For the last six months, I have been getting at least three phone calls or emails a week from clients, all of whom run legitimate businesses with robust websites, and all of whom have gotten letters from photographers (mostly their representatives) seeking licensing fees for photos that have been posted without permission. Many of these photos have been on these websites without incident for years.

For a long time now, people have generally felt it appropriate to go onto various image search engines, find a photo for a newsletter, website, or other publication, and then cut and paste it into their publication or website. This trend did not generally apply to hard copy publications, because when you cut and paste something from the internet, the quality is not sufficient to reproduce in hard copy, as it pixilates and becomes distorted. However, because of the limited resolution of computer monitors, a cut and pasted image looks perfectly fine when copied to a website. As a result, based on ignorance of copyright law, believing in the myth of "it is on the internet so I can use it," or simply thinking the chances of getting caught were so minimal that it was worth the risk, hundreds of thousands of images have probably been cut and pasted without license and put on third-party websites and on-line publications.

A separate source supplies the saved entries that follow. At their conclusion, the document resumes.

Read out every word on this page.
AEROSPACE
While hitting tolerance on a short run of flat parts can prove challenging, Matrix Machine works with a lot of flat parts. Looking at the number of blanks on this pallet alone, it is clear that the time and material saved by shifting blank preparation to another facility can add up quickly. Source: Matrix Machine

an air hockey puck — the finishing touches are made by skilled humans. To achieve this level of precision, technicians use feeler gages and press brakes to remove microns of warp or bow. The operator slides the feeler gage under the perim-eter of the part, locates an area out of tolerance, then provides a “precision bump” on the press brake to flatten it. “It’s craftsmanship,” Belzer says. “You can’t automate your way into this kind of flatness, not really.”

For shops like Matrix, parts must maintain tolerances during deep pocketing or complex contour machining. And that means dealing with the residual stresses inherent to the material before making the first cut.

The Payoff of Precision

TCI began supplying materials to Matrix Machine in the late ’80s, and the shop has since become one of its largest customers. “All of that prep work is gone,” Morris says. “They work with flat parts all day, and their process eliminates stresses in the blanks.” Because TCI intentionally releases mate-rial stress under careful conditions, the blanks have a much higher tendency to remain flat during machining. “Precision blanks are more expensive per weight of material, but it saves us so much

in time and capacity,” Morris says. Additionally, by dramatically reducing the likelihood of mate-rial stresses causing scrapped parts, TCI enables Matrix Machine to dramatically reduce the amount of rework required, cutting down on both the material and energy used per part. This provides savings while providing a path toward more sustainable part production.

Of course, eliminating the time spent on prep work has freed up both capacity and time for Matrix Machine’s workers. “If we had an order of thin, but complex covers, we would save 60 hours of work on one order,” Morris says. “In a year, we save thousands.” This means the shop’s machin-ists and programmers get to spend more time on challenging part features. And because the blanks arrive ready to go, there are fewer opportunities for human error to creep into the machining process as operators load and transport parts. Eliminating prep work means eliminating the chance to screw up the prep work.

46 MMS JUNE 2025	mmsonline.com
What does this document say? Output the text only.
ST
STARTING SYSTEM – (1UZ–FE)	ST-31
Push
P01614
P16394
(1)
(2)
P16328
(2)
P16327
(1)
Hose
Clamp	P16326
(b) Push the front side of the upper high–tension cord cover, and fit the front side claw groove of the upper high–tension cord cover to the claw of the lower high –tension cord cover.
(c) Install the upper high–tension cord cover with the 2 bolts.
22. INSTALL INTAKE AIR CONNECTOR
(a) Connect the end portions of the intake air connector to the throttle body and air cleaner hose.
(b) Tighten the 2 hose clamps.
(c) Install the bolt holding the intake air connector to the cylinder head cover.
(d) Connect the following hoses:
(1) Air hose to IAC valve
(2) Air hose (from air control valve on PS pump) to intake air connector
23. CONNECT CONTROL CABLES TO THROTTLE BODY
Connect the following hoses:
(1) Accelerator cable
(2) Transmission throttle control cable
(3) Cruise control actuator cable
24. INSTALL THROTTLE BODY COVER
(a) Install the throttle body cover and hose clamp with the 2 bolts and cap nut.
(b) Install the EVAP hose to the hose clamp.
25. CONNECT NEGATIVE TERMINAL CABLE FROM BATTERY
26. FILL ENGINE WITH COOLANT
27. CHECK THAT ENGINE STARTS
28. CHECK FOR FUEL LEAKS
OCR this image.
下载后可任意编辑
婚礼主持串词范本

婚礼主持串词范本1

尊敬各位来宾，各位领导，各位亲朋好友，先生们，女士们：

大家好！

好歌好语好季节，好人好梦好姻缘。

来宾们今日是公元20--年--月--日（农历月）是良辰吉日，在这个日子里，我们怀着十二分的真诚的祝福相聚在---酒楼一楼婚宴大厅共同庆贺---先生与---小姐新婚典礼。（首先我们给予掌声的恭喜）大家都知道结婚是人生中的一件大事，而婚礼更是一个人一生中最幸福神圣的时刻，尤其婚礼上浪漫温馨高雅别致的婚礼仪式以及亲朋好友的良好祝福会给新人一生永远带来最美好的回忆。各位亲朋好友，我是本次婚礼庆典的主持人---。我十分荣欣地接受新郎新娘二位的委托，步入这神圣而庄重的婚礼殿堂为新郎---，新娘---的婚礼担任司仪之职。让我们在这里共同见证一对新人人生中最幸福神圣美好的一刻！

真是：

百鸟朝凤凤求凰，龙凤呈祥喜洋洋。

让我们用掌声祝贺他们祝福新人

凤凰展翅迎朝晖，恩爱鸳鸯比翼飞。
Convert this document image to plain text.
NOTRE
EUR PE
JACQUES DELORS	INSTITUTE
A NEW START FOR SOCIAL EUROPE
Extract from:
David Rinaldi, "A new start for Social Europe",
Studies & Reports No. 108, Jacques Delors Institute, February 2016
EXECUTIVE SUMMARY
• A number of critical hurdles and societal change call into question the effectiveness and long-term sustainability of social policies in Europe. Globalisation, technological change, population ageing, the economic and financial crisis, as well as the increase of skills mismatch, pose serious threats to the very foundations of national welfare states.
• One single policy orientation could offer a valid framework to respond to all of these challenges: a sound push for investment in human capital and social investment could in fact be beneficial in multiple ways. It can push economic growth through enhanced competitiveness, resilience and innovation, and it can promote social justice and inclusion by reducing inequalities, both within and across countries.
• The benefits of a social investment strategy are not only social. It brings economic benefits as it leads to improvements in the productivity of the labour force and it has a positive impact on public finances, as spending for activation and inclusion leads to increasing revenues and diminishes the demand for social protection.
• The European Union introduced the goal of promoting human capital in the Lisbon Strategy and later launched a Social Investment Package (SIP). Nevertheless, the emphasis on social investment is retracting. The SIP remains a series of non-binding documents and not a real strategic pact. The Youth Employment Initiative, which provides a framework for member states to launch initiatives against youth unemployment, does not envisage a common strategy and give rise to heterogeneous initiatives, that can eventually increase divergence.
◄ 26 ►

One of the reasons this was so easy to get away with in the past was there was no effective way for photographers to find unlicensed uses of their work. When you went onto the various search engines' image sections, what they were doing was searching for text surrounding images and offering up all sorts of related and unrelated images. A search of "Ronald Reagan" would result in pictures of Ronald Reagan, the Ronald Reagan Building, Ronald Reagan Airport, Ronald Reagan Highway, etc. Recently, photographers, wire services, and photo agencies large and small have either acquired new technology or engaged search companies that have image searching technology. These types of entities are now searching for images themselves. If you would like to see an example of how this works, you can go to www.tineye.com and upload an image (it's free), and you will see instantly how it scours the open internet, finds every use of the image, and gives you the website attached to it.